Hans Wilmink tijdens de leergang ambtelijk vakmanschap van de Stichting Beroepseer voor de gemeente Zutphen.
'Als ambtenaar ben je niet zomaar een werknemer, maar heb je een belangrijke zelfstandige rol in de rechtsstaat,' aldus essayist Hans Wilmink. ‘Het recht om die rol integer te spelen, moeten we beter borgen.’

In het boek ‘Het recht op ambtelijk vakmanschap’ staan essays en interviews waarin wetenschappers en ambtenaren aan het woord komen over ambtelijk werk en ambtelijke organisaties. De acht aanbevelingen:

1. Om ambtelijk vakmanschap duurzaam te ontwikkelen moeten rijksambtenaren zich als ‘professionele professional’ opstellen.

2. Introduceer een gemeenschappelijk referentiekader voor ambtelijk vakmanschap binnen de Rijksoverheid.

3. Creëer veilige ambtelijke organisaties.

4. Introduceer een gemeenschappelijke opleiding waarin elke rijksambtenaar – actief in beleid, uitvoering en toezicht – wordt getraind in ambtelijk vakmanschap.

5. Transparantie is een plicht. Maak van actieve openbaarmaking de norm en doorbreek de cultuur van afschermen en verdedigen.

6. Geef de uitvoering het recht om in het openbaar het kabinet en de Tweede Kamer te laten weten hoe de uitvoering van wetgeving verloopt en wat er nodig is voor ambtelijk vakmanschap.

7. Beleid, uitvoering en toezicht richten zich samen op structureel leren en verbeteren.

8. De algemene beginselen van behoorlijk bestuur moeten boven in de gereedschapskist van rijksambtenaren komen te liggen.

Verantwoordelijkheid aan burger én minister

31 jaar lang werkte Hans Wilmink als ambtenaar.
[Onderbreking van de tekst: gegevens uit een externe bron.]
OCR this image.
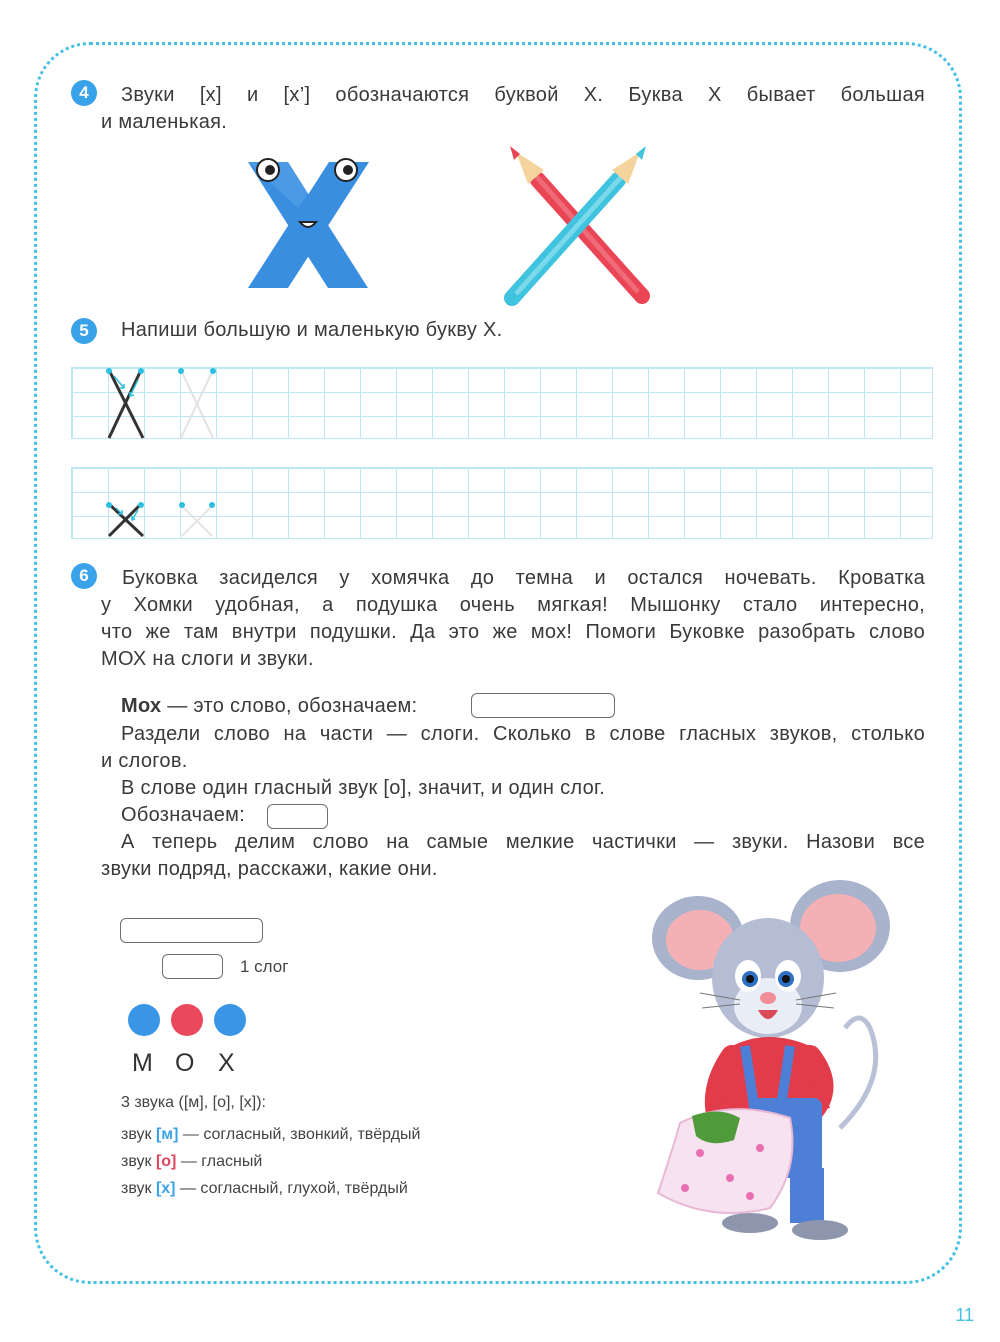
4	Звуки [х] и [х’] обозначаются буквой Х. Буква Х бывает большая
и маленькая.
5	Напиши большую и маленькую букву Х.
6	Буковка засиделся у хомячка до темна и остался ночевать. Кроватка
у Хомки удобная, а подушка очень мягкая! Мышонку стало интересно,
что же там внутри подушки. Да это же мох! Помоги Буковке разобрать слово
МОХ на слоги и звуки.
Мох — это слово, обозначаем:
Раздели слово на части — слоги. Сколько в слове гласных звуков, столько
и слогов.
В слове один гласный звук [о], значит, и один слог.
Обозначаем:
А теперь делим слово на самые мелкие частички — звуки. Назови все
звуки подряд, расскажи, какие они.
1 слог
М О Х
3 звука ([м], [о], [х]):
звук [м] — согласный, звонкий, твёрдый
звук [о] — гласный
звук [х] — согласный, глухой, твёрдый
11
Binnen het ministerie van Binnenlandse Zaken en Koninkrijksrelaties (BZK) bekleedde hij verschillende functies. Toch ging hij pas in de laatste jaren van zijn loopbaan en na zijn carrière echt nadenken over de rol en positie van de ambtenaar. Zijn reflecties resulteerden onder meer in twee essays die de publicatie ‘Het recht op ambtelijk vakmanschap’ openen.

‘Mijn stelling is meer en meer dat je als ambtenaar ook een belangrijke zelfstandige rol in de rechtsstaat hebt. Dat heb ik me toen ik werkte minder gerealiseerd', vertelt hij erover. ‘Hoewel we op BZK wel werden opgevoed met rechtstatelijke beginselen – mede door de rol en positie van de directie Constitutionele Zaken en Wetgeving destijds - was de gedachte dat je de minister moest (be)dienen ook bij mij dominant.’ Maar die rechtsstatelijke rol kent nog drie andere aspecten, aldus Wilmink. Je hebt als ambtenaar een verantwoordelijkheid richting je de minister, het parlement, je eigen vak en de samenleving.
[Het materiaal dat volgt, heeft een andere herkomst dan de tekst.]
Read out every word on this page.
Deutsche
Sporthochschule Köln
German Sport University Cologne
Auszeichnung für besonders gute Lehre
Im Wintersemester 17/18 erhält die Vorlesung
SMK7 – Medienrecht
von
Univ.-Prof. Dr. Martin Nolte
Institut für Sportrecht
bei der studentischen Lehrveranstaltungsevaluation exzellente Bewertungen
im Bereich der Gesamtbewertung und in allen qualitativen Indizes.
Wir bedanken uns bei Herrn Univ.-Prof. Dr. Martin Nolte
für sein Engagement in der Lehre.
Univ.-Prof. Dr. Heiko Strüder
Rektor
En dat eerste wordt nogal eens ondergeschikt gemaakt aan het laatste, weet Wilmink. ‘Ik heb meegemaakt dat een directeur-generaal over een bepaald onderwerp zei: laten we het niet moeilijker maken dan het al is, we weten wat de minister wil, dus bedien die minister. Terwijl: ik heb ook meegemaakt dat collega’s zeiden, laten we er toch met de minister over praten. Dan bleek dat de minister toch wel iets anders dacht dan de ambtelijke top verwachtte.’
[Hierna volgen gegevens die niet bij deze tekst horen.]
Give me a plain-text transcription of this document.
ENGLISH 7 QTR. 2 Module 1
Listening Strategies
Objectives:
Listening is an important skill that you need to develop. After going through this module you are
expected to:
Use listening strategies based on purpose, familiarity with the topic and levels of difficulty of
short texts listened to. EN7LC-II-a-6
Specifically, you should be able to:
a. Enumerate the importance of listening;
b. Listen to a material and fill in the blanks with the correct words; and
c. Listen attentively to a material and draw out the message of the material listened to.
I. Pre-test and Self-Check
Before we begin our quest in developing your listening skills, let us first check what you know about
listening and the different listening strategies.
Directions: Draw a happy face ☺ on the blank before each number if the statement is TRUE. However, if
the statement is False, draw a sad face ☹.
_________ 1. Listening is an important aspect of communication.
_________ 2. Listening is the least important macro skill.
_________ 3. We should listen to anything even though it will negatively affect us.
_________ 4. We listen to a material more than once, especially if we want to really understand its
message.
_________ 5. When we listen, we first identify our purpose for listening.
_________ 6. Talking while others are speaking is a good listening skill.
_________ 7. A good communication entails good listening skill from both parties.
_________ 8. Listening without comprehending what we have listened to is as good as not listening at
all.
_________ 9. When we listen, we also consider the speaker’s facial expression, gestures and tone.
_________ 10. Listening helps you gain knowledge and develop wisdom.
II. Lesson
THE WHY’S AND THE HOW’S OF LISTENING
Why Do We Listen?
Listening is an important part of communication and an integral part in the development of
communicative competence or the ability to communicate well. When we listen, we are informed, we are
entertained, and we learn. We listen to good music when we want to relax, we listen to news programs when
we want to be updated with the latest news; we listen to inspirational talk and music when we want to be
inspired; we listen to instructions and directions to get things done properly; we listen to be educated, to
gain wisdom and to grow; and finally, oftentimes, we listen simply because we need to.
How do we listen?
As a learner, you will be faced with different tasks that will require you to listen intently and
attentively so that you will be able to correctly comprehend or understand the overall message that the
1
De verantwoordelijkheid tegenover de minister, je eigen vak, het parlement en de samenleving kunnen ook samengaan. Wilmink vertelt: ‘Bij de afronding van een project zei de secretaris-generaal tegen mij: ik wil dat jij naar de minister gaat om jouw advies hierover te vertellen. Ik stuur de directie wetgeving ook naar de minister want die hebben een ander verhaal. En ik wil dat de minister beide verhalen hoort. Toen zei hij tegen mij, dat weet ik nog goed: wij weten allebei dat jij geen gelijk krijgt, dat de minister een andere weg volgt, want dat wil de politiek. Maar ik wil wel dat de minister ook dit verhaal kent’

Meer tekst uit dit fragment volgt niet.